А испугали ее неправильные слова: «каторга» и «обнулить активы».

Но почему?

Потому что она уже слышала их раньше. Ум у нее, может, и женский, но на слух Настя никогда не жаловалась.

Девушка уткнулась в подушку и зажмурилась, пытаясь отогнать непрошенные воспоминания. Забыть слова, полную рюмку, мужскую тень на ковре и трость. Да, ей уже доводилось видеть ее. И не раз. И не раз хотелось сломать. Но девушка не могла себе этого позволить. Только не барышня ее воспитания и только не по отношению к жениху, не к ночи будь он помянут.

Настя вздохнула, чувствуя, как на глазах выступают слезы.
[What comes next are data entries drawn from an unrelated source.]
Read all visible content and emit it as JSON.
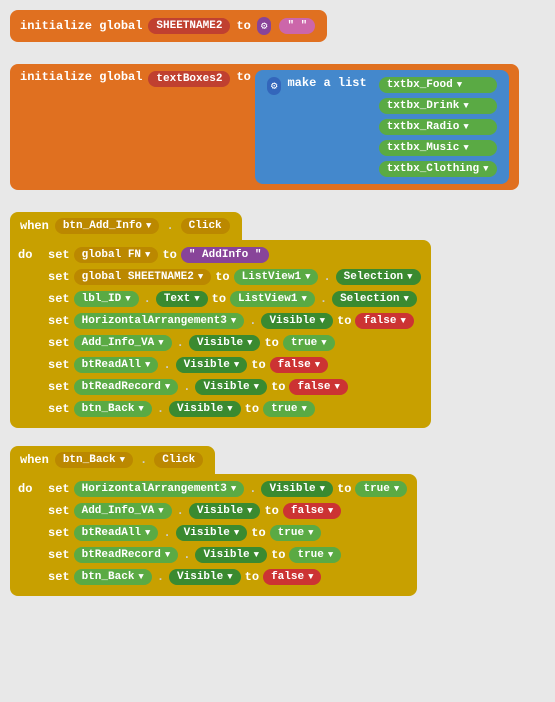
{
  "blocks": {
    "init1": {
      "label": "initialize global",
      "varName": "SHEETNAME2",
      "to": "to",
      "value": ""
    },
    "init2": {
      "label": "initialize global",
      "varName": "textBoxes2",
      "to": "to",
      "makeList": "make a list",
      "items": [
        "txtbx_Food",
        "txtbx_Drink",
        "txtbx_Radio",
        "txtbx_Music",
        "txtbx_Clothing"
      ]
    },
    "when1": {
      "when": "when",
      "component": "btn_Add_Info",
      "event": "Click",
      "do": "do",
      "rows": [
        {
          "set": "set",
          "var": "global FN",
          "to": "to",
          "dot": "",
          "prop": "",
          "value": "AddInfo",
          "valueType": "string"
        },
        {
          "set": "set",
          "var": "global SHEETNAME2",
          "to": "to",
          "component": "ListView1",
          "dot": ".",
          "prop": "Selection",
          "propType": "selection"
        },
        {
          "set": "set",
          "var": "lbl_ID",
          "to": "to",
          "dot": ".",
          "prop1": "Text",
          "component2": "ListView1",
          "dot2": ".",
          "prop2": "Selection"
        },
        {
          "set": "set",
          "var": "HorizontalArrangement3",
          "dot": ".",
          "prop": "Visible",
          "to": "to",
          "value": "false"
        },
        {
          "set": "set",
          "var": "Add_Info_VA",
          "dot": ".",
          "prop": "Visible",
          "to": "to",
          "value": "true"
        },
        {
          "set": "set",
          "var": "btReadAll",
          "dot": ".",
          "prop": "Visible",
          "to": "to",
          "value": "false"
        },
        {
          "set": "set",
          "var": "btReadRecord",
          "dot": ".",
          "prop": "Visible",
          "to": "to",
          "value": "false"
        },
        {
          "set": "set",
          "var": "btn_Back",
          "dot": ".",
          "prop": "Visible",
          "to": "to",
          "value": "true"
        }
      ]
    },
    "when2": {
      "when": "when",
      "component": "btn_Back",
      "event": "Click",
      "do": "do",
      "rows": [
        {
          "set": "set",
          "var": "HorizontalArrangement3",
          "dot": ".",
          "prop": "Visible",
          "to": "to",
          "value": "true"
        },
        {
          "set": "set",
          "var": "Add_Info_VA",
          "dot": ".",
          "prop": "Visible",
          "to": "to",
          "value": "false"
        },
        {
          "set": "set",
          "var": "btReadAll",
          "dot": ".",
          "prop": "Visible",
          "to": "to",
          "value": "true"
        },
        {
          "set": "set",
          "var": "btReadRecord",
          "dot": ".",
          "prop": "Visible",
          "to": "to",
          "value": "true"
        },
        {
          "set": "set",
          "var": "btn_Back",
          "dot": ".",
          "prop": "Visible",
          "to": "to",
          "value": "false"
        }
      ]
    }
  }
}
Какая девушка не мечтает выйти замуж? Пойти к алтарю в белом платье, а там ее будет ждать высокий, статный… убогий инвалид. Отдышливый, опирающийся на трость дядька, с отвисшими, как у кобеля с псарни, щеками. Ее жених был старым, даже старше папеньки. Они познакомились еще до ее рождения, даже до знакомства отца с маменькой. Они вместе открывали первый ТРАСТ. Им бы этим и ограничиться, нет, решили породниться.
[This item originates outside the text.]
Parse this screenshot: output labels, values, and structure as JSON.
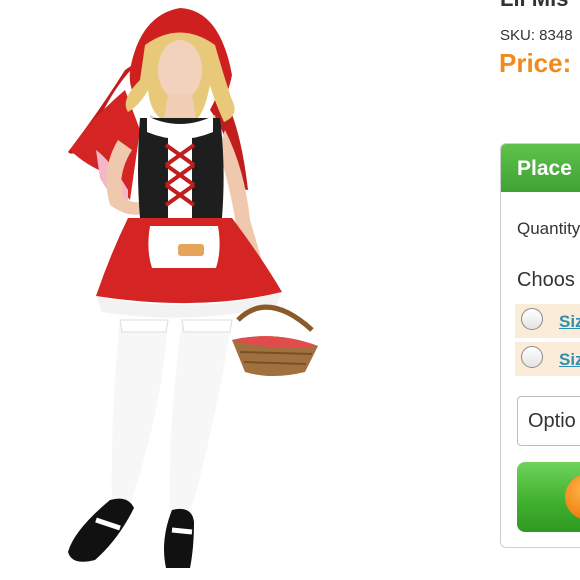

Божечки, когда она узнала о сватовстве, то не задала папеньке ни единого вопроса. Она прибегла к более действенному методу: проплакала три дня в подушку, отказываясь от еды и сводя с ума нянюшку. А та сводила с ума папеньку. Но проверенное годами средство не помогло, и этот опирающийся на трость старик скоро превратится в ее законного мужа. И тогда девичья мечта станет реальностью.